Voilà en quoi ce délicieux spectacle de Delices Dada est non un testament, ni une pièce naïve, ni un spectacle dépolitisé, mais un théâtre de l’art théâtral lui-même, une mise en visibilité du geste artistique typique du théâtre de rue. Dans toute forme socialement déjà définie, il y a la conscience obscure de son caractère arbitraire. C’est pourquoi la dérision, en ses diverses formes, est jugée si dangereuse, si diabolique : elle rend visible la fragilité fondamentale de toute organisation sociale figée et dont le sérieux est le symptôme et la censure le bras armé.

Voir l’intégralité du document sur https://linsatiable.org/delices-Dada-Les4saisons

 

Pierre, Annemasse — Vendredi 25 mai 2018

Une proposition simple et basique avec toutes les qualités de ces qualificatifs.
Pas de propos « pompeux », mais une invitation à prendre plaisir.
Une frivolité généreuse et indispensable de nos jours.
L’interprétation de qualité, précise et précieuse porte cette fresque lumineuse, et le casting dada reste détonnant.  

 

Geneviève Perraud, Libre arbitre — le Lundi 07 mai 2018

Vivaldi, Delices DADA et leurs 4 SAISONS - Un spectacle inclassable, un véritable plaisir !

Les 4 SAISONS de Delices DADA renouvelle le théâtre forain avec modernité et puise avec bonheur dans le registre de l’absurde. On peut déceler dans les premières scènes un poétique hommage  aux premiers pas du théâtre de rue cherchant alors davantage leur identité dans l’image, le pastiche, la mise en jeu des corps, le muet que dans la littérature théâtrale.

Puis très rapidement, les tableaux successifs affirment un humour plus mordant, un style que l’on peut qualifier de dadaïste parce que totalement emprunté au souci de ce mouvement d’en finir avec le sérieux de l’Art, ce style délicieux qui caractérise les créations de cette Compagnie confrontée ici à l’exigence du muet.

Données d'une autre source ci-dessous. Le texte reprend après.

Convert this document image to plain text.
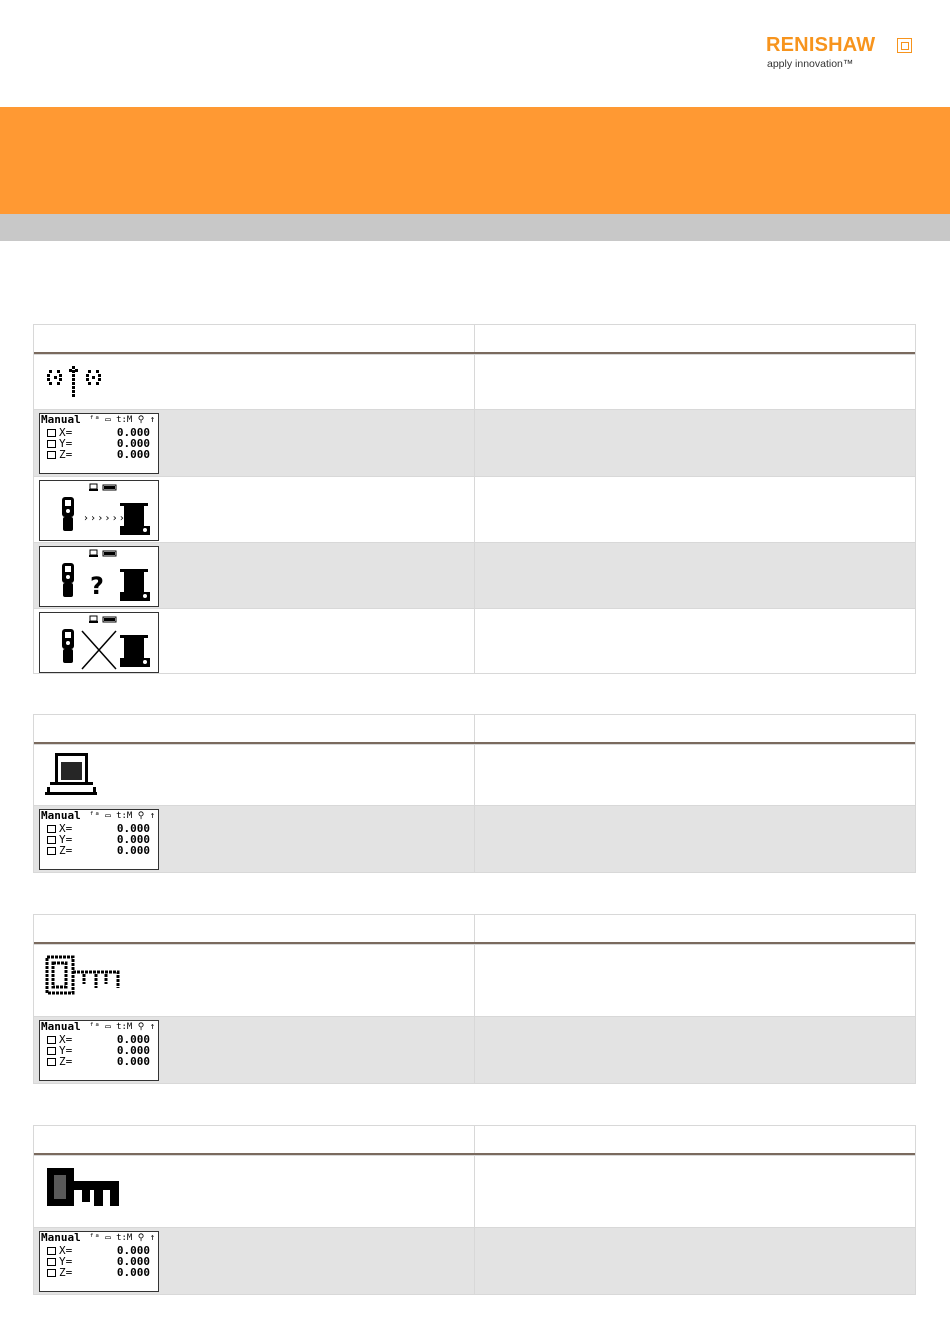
RENISHAW
apply innovation™
Manual ᶠᵃ ▭ t:M ⚲ ↑
X=	0.000
Y=	0.000
Z=	0.000
› › › › › ›
?
Manual ᶠᵃ ▭ t:M ⚲ ↑
X=	0.000
Y=	0.000
Z=	0.000
Manual ᶠᵃ ▭ t:M ⚲ ↑
X=	0.000
Y=	0.000
Z=	0.000
Manual ᶠᵃ ▭ t:M ⚲ ↑
X=	0.000
Y=	0.000
Z=	0.000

Ce qui se dégage de ce joyeux désordre de couleurs et de sons soigneusement inscrits sur chacun des tempos successifs de la musique de Vivaldi, c’est une ode à la liberté créative.

Il y a aussi  dans cette habile accumulation de métaphores, une ironique évocation du déroulement du temps ou de la vie que soutient en continu la spectaculaire transposition pour saxophones réalisée par Chris Chanet. Ce pilier historique de Delices DADA paraît en outre avoir tout a fait trouvé sa place en tant que bruiteur/chanteur pour renforcer en direct sa tumultueuse bande son. Il faut dire qu’il est au mieux accompagné par Clarisse Piroud qui nous donne, en plus de sa drôlerie, quelques très belles performances vocales et une palette étonnante de registres vocaux.

Les six autres interprètes – Richard Brun, François Palanque, Marion Piqué, Gaëlle René, Jeff Thiébaut et Ilijana Vukmir - animent sans relâche un ballet de figurines en contreplaqué peint, un véritable zoo plus ou moins allégorique relié aux saisons, des fleurs, des arbres, des verres… Chacun se singularise par une dynamique très personnelle apportant une variété virevoltante à l’enchaînement très rapide de tableaux qui constitue ce spectacle. 

S’y rajoute  régulièrement un Quiz surréaliste questionnant, grâce à une série de pancartes imprimées, chacune des saisons, suscitant en réponse une courte séquence jouée puis une réponse imprimée. La dernière pancarte demandera «Vivaldi rend-il fou?». Elle répondra « Pas toujours ! ». On a eu peur…

Quand, en final, le dispositif lumineux qui délimite la place du public au centre de ce grand cercle des saisons, s’ouvre et que les acteurs nous invitent à danser la farandole avec eux, le sentiment de joie que procure ce spectacle se lit sur les visages des danseurs qui fêtent ensemble jusqu’à la dernière note le retour au printemps, la ronde éternelle du temps.